こちらの会社では、「熱転写ラベル」の製造技術に特化し、世界品質のものづくりに挑戦しています。ユニフォームなどにつけられている「ラベル」が実際どのように作られているのか、その製造現場を見せていただきながら、知識を深めていきました。

社内には有名チームのサッカーのユニフォームや世界的に有名なアパレルブランドの製品も。

熱転写ラベルはどんな素材にもダイレクトプリントができることが強み。ストレッチ素材やはっ水素材などプリントしにくい難しい素材に挑戦し続け、今では日本を飛び出し海外にも技術指導を行っています。

「最終製品の一部分ではなく、今後は当社の技術を全面に出し、『福井から世界に戦える企業があるんだ』ということをアピールしながら人材採用に力を入れる」と意気込む代表取締役社長の久保浩章さん。

日本ではダントツ1位、アジアでもナンバー1の熱転写ラベルメーカーを目指したい!と、今後の抱負も語っていただきました。

参加者が感じた「福井のあたりまえな働き方」とは

ここまで3つの企業を回りましたが、さらにワークショップでは、新田塚コミュニティ、マルツ電波、永和システムマネジメント、タッセイ、福井県民生協の各社からもそれぞれ企業案内を受けました。

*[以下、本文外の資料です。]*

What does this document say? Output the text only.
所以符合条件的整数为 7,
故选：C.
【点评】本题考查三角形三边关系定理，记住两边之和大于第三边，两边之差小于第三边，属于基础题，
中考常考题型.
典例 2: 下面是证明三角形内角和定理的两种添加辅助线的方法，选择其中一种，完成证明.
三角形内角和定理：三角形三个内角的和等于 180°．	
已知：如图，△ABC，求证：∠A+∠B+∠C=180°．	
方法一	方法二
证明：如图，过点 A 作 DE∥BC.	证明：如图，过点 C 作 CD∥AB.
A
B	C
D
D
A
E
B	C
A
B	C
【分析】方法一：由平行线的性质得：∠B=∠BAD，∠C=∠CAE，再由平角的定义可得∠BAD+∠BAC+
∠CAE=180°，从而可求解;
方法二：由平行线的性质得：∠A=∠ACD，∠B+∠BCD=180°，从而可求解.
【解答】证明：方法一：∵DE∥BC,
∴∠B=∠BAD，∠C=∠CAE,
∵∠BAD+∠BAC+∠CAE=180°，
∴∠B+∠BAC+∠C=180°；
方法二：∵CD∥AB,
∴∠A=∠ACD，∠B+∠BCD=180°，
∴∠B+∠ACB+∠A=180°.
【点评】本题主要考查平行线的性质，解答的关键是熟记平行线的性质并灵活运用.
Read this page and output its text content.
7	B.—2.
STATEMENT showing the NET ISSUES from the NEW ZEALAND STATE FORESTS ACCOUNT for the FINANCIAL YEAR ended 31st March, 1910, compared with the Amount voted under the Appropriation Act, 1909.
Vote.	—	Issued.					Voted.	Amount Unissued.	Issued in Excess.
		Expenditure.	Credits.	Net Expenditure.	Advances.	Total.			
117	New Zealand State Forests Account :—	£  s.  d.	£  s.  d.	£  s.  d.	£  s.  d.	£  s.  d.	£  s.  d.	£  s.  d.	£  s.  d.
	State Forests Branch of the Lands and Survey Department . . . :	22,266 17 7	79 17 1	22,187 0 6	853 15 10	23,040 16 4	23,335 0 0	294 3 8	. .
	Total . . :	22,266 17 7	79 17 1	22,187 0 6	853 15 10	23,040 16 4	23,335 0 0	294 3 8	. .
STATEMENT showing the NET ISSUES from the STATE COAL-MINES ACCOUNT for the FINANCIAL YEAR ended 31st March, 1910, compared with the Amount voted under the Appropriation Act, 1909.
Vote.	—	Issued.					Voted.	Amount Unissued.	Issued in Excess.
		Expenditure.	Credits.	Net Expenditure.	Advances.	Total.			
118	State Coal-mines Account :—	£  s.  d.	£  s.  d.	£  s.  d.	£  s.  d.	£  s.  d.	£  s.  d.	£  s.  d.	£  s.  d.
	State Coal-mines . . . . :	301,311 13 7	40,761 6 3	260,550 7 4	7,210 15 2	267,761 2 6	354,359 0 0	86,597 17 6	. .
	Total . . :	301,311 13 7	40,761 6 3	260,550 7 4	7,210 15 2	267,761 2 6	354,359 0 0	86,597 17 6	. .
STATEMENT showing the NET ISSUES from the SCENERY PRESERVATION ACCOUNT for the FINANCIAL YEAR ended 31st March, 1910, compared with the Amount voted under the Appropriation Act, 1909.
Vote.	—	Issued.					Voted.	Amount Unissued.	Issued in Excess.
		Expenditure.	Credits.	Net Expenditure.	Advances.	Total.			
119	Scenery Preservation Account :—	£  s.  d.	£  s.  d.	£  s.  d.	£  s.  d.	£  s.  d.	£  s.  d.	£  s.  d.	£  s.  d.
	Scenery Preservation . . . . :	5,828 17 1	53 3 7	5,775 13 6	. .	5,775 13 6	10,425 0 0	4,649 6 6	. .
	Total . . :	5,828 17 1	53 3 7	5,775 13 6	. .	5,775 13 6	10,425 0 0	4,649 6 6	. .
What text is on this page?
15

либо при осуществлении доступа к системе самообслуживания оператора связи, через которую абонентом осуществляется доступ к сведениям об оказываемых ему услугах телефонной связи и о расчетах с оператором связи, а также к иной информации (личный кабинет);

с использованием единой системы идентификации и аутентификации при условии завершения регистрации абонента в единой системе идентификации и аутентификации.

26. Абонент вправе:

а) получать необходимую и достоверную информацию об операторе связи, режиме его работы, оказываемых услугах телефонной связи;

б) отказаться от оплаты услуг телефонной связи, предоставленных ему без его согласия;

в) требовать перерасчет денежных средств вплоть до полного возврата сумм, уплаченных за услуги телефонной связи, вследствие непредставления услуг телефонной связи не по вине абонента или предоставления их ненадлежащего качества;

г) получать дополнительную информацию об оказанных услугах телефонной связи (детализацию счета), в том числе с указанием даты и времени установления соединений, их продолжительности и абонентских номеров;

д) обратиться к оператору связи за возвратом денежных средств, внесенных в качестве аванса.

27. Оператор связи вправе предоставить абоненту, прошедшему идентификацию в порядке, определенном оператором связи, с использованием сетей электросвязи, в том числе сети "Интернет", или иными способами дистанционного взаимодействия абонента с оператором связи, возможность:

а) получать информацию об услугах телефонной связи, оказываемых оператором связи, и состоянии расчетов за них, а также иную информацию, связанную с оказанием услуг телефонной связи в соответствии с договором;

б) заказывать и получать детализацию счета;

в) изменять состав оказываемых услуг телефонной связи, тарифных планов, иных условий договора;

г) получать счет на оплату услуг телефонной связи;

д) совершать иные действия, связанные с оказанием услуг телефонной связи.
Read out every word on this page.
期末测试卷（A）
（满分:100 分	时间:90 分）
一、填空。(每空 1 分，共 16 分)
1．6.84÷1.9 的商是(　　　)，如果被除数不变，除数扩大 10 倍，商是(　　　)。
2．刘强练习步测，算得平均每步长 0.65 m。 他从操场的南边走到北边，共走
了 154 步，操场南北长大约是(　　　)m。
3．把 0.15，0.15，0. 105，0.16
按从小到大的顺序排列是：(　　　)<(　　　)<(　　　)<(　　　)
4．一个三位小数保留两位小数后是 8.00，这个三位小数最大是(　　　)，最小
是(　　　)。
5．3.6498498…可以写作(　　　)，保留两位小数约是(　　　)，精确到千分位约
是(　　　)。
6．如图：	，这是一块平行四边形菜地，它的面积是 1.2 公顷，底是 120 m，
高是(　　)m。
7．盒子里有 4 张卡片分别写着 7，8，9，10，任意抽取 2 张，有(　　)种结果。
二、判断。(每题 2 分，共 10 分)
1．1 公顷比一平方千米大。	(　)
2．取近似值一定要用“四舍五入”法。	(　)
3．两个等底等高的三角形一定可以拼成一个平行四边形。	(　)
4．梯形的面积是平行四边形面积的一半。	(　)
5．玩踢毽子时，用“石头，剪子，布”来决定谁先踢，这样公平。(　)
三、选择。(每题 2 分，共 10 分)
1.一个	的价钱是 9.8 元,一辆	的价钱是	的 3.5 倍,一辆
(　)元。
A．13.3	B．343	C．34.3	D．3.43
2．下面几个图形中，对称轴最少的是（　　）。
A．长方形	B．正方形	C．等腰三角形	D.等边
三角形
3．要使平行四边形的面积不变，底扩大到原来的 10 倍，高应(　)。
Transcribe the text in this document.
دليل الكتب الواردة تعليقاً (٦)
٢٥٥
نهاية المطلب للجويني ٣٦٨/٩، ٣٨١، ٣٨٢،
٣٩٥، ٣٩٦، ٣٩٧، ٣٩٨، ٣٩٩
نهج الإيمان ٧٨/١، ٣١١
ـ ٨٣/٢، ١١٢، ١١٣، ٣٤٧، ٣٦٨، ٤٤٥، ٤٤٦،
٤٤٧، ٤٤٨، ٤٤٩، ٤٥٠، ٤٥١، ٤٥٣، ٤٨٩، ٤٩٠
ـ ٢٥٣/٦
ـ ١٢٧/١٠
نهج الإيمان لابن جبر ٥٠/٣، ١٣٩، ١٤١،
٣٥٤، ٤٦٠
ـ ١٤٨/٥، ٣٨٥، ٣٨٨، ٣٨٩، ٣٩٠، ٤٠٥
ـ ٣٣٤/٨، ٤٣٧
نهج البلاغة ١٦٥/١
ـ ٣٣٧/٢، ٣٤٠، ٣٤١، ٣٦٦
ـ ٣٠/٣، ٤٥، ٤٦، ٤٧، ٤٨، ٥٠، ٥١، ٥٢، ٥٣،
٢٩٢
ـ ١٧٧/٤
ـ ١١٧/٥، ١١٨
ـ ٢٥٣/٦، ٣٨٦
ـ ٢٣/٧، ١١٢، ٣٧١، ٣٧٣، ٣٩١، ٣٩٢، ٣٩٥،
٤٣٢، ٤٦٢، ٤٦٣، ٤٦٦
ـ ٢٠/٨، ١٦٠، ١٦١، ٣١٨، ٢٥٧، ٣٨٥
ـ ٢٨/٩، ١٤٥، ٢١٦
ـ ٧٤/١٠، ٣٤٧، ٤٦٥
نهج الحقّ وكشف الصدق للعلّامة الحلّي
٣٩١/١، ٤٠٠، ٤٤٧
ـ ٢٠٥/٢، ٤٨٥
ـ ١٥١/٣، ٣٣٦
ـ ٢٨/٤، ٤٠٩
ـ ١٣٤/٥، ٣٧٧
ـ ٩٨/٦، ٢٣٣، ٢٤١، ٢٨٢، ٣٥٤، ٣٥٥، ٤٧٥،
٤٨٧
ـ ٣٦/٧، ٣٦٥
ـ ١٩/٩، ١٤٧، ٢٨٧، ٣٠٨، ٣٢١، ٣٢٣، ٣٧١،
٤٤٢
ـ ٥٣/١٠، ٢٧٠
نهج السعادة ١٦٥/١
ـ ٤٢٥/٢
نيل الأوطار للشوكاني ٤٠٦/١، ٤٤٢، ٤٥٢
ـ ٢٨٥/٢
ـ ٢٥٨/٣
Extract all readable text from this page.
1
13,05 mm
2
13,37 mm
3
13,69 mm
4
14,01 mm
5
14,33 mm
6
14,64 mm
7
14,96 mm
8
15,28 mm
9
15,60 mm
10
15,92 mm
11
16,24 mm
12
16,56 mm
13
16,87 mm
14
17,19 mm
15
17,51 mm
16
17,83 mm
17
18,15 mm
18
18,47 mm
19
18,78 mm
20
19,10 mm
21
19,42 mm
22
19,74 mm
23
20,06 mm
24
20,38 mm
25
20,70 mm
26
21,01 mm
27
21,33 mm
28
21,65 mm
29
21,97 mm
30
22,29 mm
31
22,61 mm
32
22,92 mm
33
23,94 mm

今回、多くの企業と出会い、参加者はどのように感じたのでしょうか?

「福井は何もないと思っていたが、今日参加してアツい人がたくさんいるということがわかって良かった。福井の魅力をもっと知りたいと思った」

「人生の豊かさについて改めて考え直しました。お金が基準になる仕事ではなく、自分の時間、家族の時間の大切さも感じ、自分の生き方を見つめ直そうと思った」

「福井は“日本一幸せ”と言われていますが、どんな部分が幸せなのか言語化しにくい。でも、福井の企業や人を知ることで、何となく感じられた気がする」

など、それぞれの視点で福井の「働く」ついて、新しい発見があったようです。

働くことは、その先の生きることに直結しています。
今回、参加者のみなさんが福井と新たな接点を持ったことで、「これからどんな生き方をするか」深く考えるきっかけになったのではないでしょうか。